L'accès aux toilettes et à l'eau est extrêmement limité, dans la mesure où les services et les infrastructures ont pratiquement tous été réduits à néant et un nombre incalculable de personnes dort dans la rue. Une insoutenable odeur d'urine flotte un peu partout dans Port-au-Prince.

 

« Nous devons répondre au plus vite aux besoins en eau et assainissement si nous voulons limiter les risques d'épidémies, affirme M. Conti. C'est une question primordiale. »

 

Le CICR utilise actuellement des camions-citernes pour fournir de l'eau potable à quelque 7 500 personnes installées dans des camps de fortune. Dans le quartier de Delmas, il a également construit des latrines pour environ 1 000 personnes.

 

« L'eau ne sert pas uniquement à étancher la soif », explique Guy Mouron, coordonnateur du CICR chargé de l’approvisionnement en eau et de l’assainissement en Haïti. « Quand on a tout perdu, le fait de pouvoir se laver permet de rester propre et de retrouver la dignité. »

 

 

Tensions croissantes

Les prix des denrées alimentaires et des transports sont montés en flèche depuis mardi, et les scènes de violence et de pillage se multiplient à mesure que le désespoir grandit.

 

« Les gens ont tout perdu. Il n'y a pas d'argent et le marché noir fleurit », raconte Verlène, une assistante administrative de 31 ans. « À Delmas, où je vis, des pillages ont lieu. La nuit, nous nous barricadons à l'intérieur. Les propriétaires de logements portent des armes et n'hésitent pas à s'en servir. Hier, des individus se sont mis à crier qu'un tsunami arrivait pour faire fuir les gens et leur voler le peu qu'il leur reste. »

 

Les délégués du CICR indiquent qu'il y a des marchands de légumes et de fruits dans les rues, mais peu de clients, car personne n'a les moyens d'acheter la nourriture.
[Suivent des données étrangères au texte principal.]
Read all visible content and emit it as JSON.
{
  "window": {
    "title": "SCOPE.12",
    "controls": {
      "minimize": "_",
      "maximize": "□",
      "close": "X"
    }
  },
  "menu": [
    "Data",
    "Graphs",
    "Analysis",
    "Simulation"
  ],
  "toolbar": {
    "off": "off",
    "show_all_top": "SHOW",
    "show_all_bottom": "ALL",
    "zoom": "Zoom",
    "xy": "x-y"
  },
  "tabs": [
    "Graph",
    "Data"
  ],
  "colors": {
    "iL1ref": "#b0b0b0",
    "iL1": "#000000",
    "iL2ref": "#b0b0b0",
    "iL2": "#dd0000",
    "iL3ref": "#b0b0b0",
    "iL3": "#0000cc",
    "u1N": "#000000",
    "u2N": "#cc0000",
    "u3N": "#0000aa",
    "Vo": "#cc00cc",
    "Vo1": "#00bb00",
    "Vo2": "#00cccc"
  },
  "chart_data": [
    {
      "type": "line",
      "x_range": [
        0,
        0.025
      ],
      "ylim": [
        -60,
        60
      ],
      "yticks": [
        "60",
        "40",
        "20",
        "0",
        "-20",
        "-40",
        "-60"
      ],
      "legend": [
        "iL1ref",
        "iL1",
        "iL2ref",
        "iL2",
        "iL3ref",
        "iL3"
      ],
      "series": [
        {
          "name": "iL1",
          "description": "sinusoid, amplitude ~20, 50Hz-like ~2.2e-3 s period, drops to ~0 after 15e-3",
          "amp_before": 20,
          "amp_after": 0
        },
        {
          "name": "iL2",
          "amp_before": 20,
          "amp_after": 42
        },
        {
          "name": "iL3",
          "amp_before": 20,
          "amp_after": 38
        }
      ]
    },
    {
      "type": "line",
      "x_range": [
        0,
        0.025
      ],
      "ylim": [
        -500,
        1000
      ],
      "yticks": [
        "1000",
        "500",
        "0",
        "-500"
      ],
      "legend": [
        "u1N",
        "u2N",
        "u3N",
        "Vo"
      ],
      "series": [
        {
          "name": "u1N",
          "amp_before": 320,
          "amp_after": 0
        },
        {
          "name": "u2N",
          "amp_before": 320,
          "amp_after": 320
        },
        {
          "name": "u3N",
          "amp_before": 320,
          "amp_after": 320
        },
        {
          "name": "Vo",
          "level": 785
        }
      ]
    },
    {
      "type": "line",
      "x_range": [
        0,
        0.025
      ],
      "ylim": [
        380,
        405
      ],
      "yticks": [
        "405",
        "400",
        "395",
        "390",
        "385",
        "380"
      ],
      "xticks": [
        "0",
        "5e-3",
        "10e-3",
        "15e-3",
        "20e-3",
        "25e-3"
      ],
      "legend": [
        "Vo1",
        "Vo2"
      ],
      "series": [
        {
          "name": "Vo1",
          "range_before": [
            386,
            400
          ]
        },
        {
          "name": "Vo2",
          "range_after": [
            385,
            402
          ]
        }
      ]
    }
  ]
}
Dans un quartier de Port-au-Prince, le prix du pain a doublé depuis la semaine dernière.

 

Beaucoup de ceux qui en ont les moyens partent. À Martissant, les autobus qui quittent la ville sont bondés, et la frontière avec la République dominicaine serait prise d'assaut par des habitants de Port-au-Prince cherchant à sortir du pays. Près de l'aéroport, des Américains d'origine haïtienne font la queue devant l'ambassade des États-Unis, espérant pouvoir quitter le pays.

 

Pendant ce temps, dans la ville Port-au-Prince, l'indifférence s'installe. Les habitants ont commencé à entasser les cadavres devant les portes. « La nuit dernière, le long de la Route des Frères, j'ai vu des gens qui brûlaient des corps dans une tombe improvisée sur le bas-côté de la route », raconte une femme au CICR.

 

 

Activités du CICR

Le CICR, qui était déjà présent en Haïti avant le tremblement de terre de mardi, œuvre en tant que composante du Mouvement international de la Croix-Rouge et du Croissant-Rouge et travaille en étroite coopération avec la Croix-Rouge haïtienne.

 

Le CICR a approvisionné en eau potable quelque 7 500 survivants et a fourni des secours à la Croix-Rouge haïtienne destinés aux dix postes de premiers secours que celle-ci a mis en place dans divers camps de fortune de la capitale. Ces postes sont maintenant opérationnels et pourront dispenser des soins médicaux de base à des milliers de personnes.

 

Le CICR a aussi fourni plus de 500 sacs mortuaires aux militaires brésiliens de la Mission des Nations Unies, chargés de l’enlèvement des corps à Port-au-Prince.

 

Avant l’arrivée dimanche de six camions transportant une cargaison de quelque 40 tonnes de secours médicaux du CICR, l’institution, avec le soutien de la Croix-rouge haïtienne, avait déjà fourni des kits médicaux pour soigner 2 000 patients à deux hôpitaux de référence de Port-au-Prince. Des centaines de couvertures et de bâches en plastique ont également été distribuées.

 

Une deuxième équipe de déploiement rapide du CICR est attendue en Haïti d’ici un ou deux jours pour apporter un soutien dans les domaines de la médecine légale, de la recherche de personnes, des soins infirmiers, des communications et de la logistique aux équipes déjà présentes sur place.

 

Par ailleurs, les délégués du CICR ont visité plusieurs lieux de détention à Port-au-Prince afin d’évaluer les besoins.

 

Vu l’ampleur de la catastrophe, le CICR n’est pas en mesure de fournir de chiffres exacts sur le nombre de morts et de blessés.

 

Entre-temps, la première des seize unités d’intervention d’urgence de la Croix-Rouge et du Croissant-Rouge mobilisées est arrivée à Port-au-Prince. Une unité chirurgicale norvégienne à déploiement rapide et une unité de soins médicaux finlandaise sont arrivées dimanche avec des secours médicaux et vont pouvoir commencer à pratiquer des opérations aujourd’hui. Une unité de secours américaine est à l’œuvre à Port-au-Prince. Une unité allemande de soins médicaux de base et une unité espagnole spécialisée dans les télécommunications arriveront aujourd’hui. Une unité de la Croix-Rouge britannique spécialisée dans la logistique est déjà en place à Saint-Domingue, et un hôpital de campagne ainsi qu'une unité spécialisée dans l’eau et l’assainissement arriveront ces prochains jours. Le CICR continue de travailler en étroite coopération avec la Fédération internationale des Sociétés de la Croix-Rouge et du Croissant-Rouge pour veiller à ce que toutes les unités d’intervention d’urgence attendues en Haïti puissent atterrir le plus vite possible.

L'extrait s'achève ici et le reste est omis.